À quelques jours de la clôture de la COP26, le message adressé aux pays riches est très clair: ”d’une part, personne ne se laisse plus berner par vos discours pleins d’empathie mais vides d’action pour soutenir les pays du Sud. D’autre part, si vous persistez à faire l’autruche, les pays vulnérables vont se tourner vers les tribunaux pour exiger un dédommagement pour les impacts irréversibles du changement climatique dont vous êtes responsables.”

Dès le premier jour de la COP, double coup de poker

  • Le sujet des pertes et dommages irréversibles du changement climatique s’est taillé une place centrale dans l’agenda politique de la COP alors qu’il devait se limiter à des discussions techniques. En cause? L’annonce fracassante par l’Écosse du déblocage d’une enveloppe d’1,17 million d’euros spécifiquement pour financer les pertes et dommages. Du jamais vu de la part d’une nation riche. Si le montant reste symbolique par rapport à l’ampleur des besoins estimés à 580 milliards de dollars par an d’ici à 2030 rien que dans les pays en développement, l’Écosse brise un tabou et force les grandes puissances comme les États-Unis ou l’Union européenne à devoir se positionner à leur tour et cesser de se chercher des excuses.
  • À ceci s’ajoute le lancement par les îles de Antigua et Barbuda et Tuvalu d’une commission pour explorer les voies légales permettant d’exiger réparation auprès des pays pollueurs pour les dommages qu’ils ont causé à des populations qui vivent bien au-delà de leurs frontières.

Pourquoi ce changement de ton ?

Face à des impacts de plus en plus fréquents et sévères, et à leurs appels en détresse restés sans réponse, les petits États insulaires ont estimé qu’il était plus que temps de taper du poing sur la table. Quand on parle de conséquences dévastatrices du changement climatique, il est question de pertes de vies humaines en raison des cyclones ou inondations, de sécheresses qui font que les populations n’ont plus rien à boire ou manger, de montée des eaux qui oblige les habitants des îles à fuir abandonnant leurs terres et leur culture...

Les pays du Nord, relativement épargnés jusqu’à une date récente, sont désormais eux aussi confrontés à des phénomènes météorologiques de plus en plus violents. Seulement, s’il est possible pour un pays comme l’Allemagne de débloquer immédiatement 30 milliards d’euros pour réparer les dégâts causés par les inondations de juillet, ce n'est pas le cas des pays du Sud. Et lorsqu’il s’agit de faire preuve de solidarité envers ces pays, les pays du Nord, cyniques, refusent d’agir.

Réparer une dette historique

Il est primordial de rappeler aux États que ces financements ne sont pas de la charité, mais la réparation d’une dette historique.
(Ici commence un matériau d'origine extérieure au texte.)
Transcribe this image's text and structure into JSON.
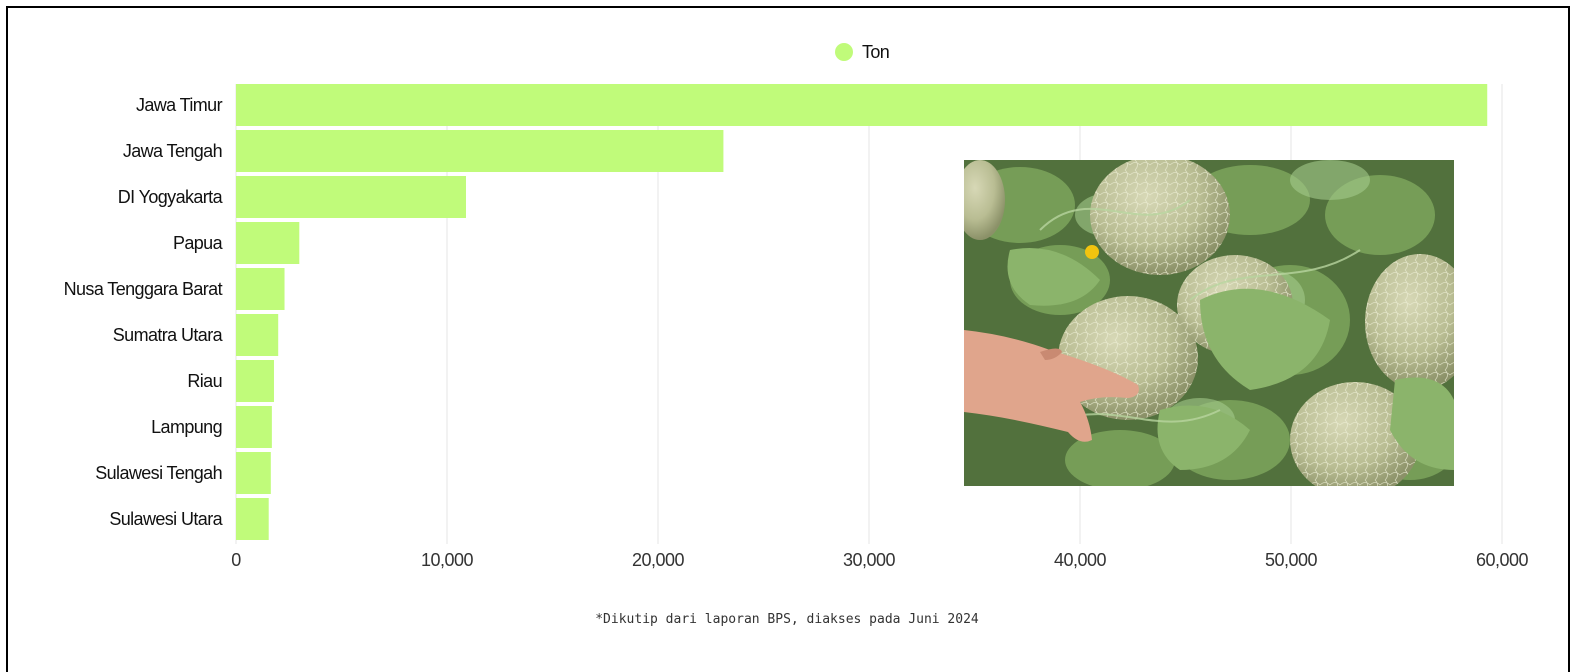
{
  "chart_data": {
    "type": "bar",
    "orientation": "horizontal",
    "categories": [
      "Jawa Timur",
      "Jawa Tengah",
      "DI Yogyakarta",
      "Papua",
      "Nusa Tenggara Barat",
      "Sumatra Utara",
      "Riau",
      "Lampung",
      "Sulawesi Tengah",
      "Sulawesi Utara"
    ],
    "series": [
      {
        "name": "Ton",
        "values": [
          59300,
          23100,
          10900,
          3000,
          2300,
          2000,
          1800,
          1700,
          1650,
          1550
        ],
        "color": "#c0fb7a"
      }
    ],
    "xlim": [
      0,
      60000
    ],
    "xticks": [
      0,
      10000,
      20000,
      30000,
      40000,
      50000,
      60000
    ],
    "xtick_labels": [
      "0",
      "10,000",
      "20,000",
      "30,000",
      "40,000",
      "50,000",
      "60,000"
    ],
    "grid": "vertical",
    "legend": "top-center"
  },
  "note": "*Dikutip dari laporan BPS, diakses pada Juni 2024",
  "photo": {
    "icon": "melon-field-photo"
  }
}
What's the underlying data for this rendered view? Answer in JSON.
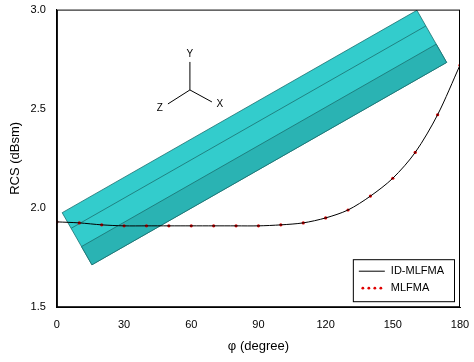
{
  "chart_data": {
    "type": "line",
    "x_label": "φ (degree)",
    "y_label": "RCS (dBsm)",
    "annotations": [
      "Y",
      "X",
      "Z"
    ],
    "x": [
      0,
      10,
      20,
      30,
      40,
      50,
      60,
      70,
      80,
      90,
      100,
      110,
      120,
      130,
      140,
      150,
      160,
      170,
      180
    ],
    "series": [
      {
        "name": "ID-MLFMA",
        "color": "#000000",
        "line_style": "solid",
        "marker": "none",
        "values": [
          1.93,
          1.925,
          1.915,
          1.91,
          1.91,
          1.91,
          1.91,
          1.91,
          1.91,
          1.91,
          1.915,
          1.925,
          1.95,
          1.99,
          2.06,
          2.15,
          2.28,
          2.47,
          2.72
        ]
      },
      {
        "name": "MLFMA",
        "color": "#e00000",
        "line_style": "none",
        "marker": "circle",
        "values": [
          1.93,
          1.925,
          1.915,
          1.91,
          1.91,
          1.91,
          1.91,
          1.91,
          1.91,
          1.91,
          1.915,
          1.925,
          1.95,
          1.99,
          2.06,
          2.15,
          2.28,
          2.47,
          2.72
        ]
      }
    ],
    "xlim": [
      0,
      180
    ],
    "xticks": [
      0,
      30,
      60,
      90,
      120,
      150,
      180
    ],
    "ylim": [
      1.5,
      3.0
    ],
    "yticks": [
      1.5,
      {
        "value": 2,
        "label": "2.0"
      },
      2.5,
      {
        "value": 3,
        "label": "3.0"
      }
    ],
    "grid": false,
    "legend": "lower right"
  }
}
En effet, les pays en développement sont en première ligne d’un réchauffement climatique dont les pays développés sont historiquement responsables. Pour rappel : la moitié la plus pauvre de la population mondiale est responsable de seulement 7 % des émissions de CO2 au cours des 25 dernières années. Sur la même période les 10% des personnes les plus riches de la planète sont responsables de plus de la moitié des émissions de CO2.

Il reste trois jours aux pays riches pour changer la donne et s’engager clairement à financer les pertes et dommages dans la décision-chapeau de la COP26: c’est l’unique manière de démontrer aux pays déjà engagés dans une course contre la montre pour leur survie qu’on agit enfin pour eux.

Contact média

Fanny Petitbon, experte climat de CARE, est disponible pour répondre aux interviews. Contactez Camille Nozières : nozieres@carefrance.org, 07 86 00 42 75

Notes aux rédactions

Les pertes et dommages irréversibles peuvent être la conséquence de phénomènes météorologiques extrêmes tels que des ouragans, cyclones, inondations, feux de forêt, ou de phénomènes à occurrence lente comme la montée du niveau des mers ou les sécheresses. Ces événements peuvent entraîner des pertes de vies humaines, de revenus (destruction de récoltes, terres non cultivables), des dégâts voire des destructions d’hôpitaux, d’écoles et de routes de mais aussi territoire et de culture (perte de tradition ou de langue en raison des déplacements migratoires forcés).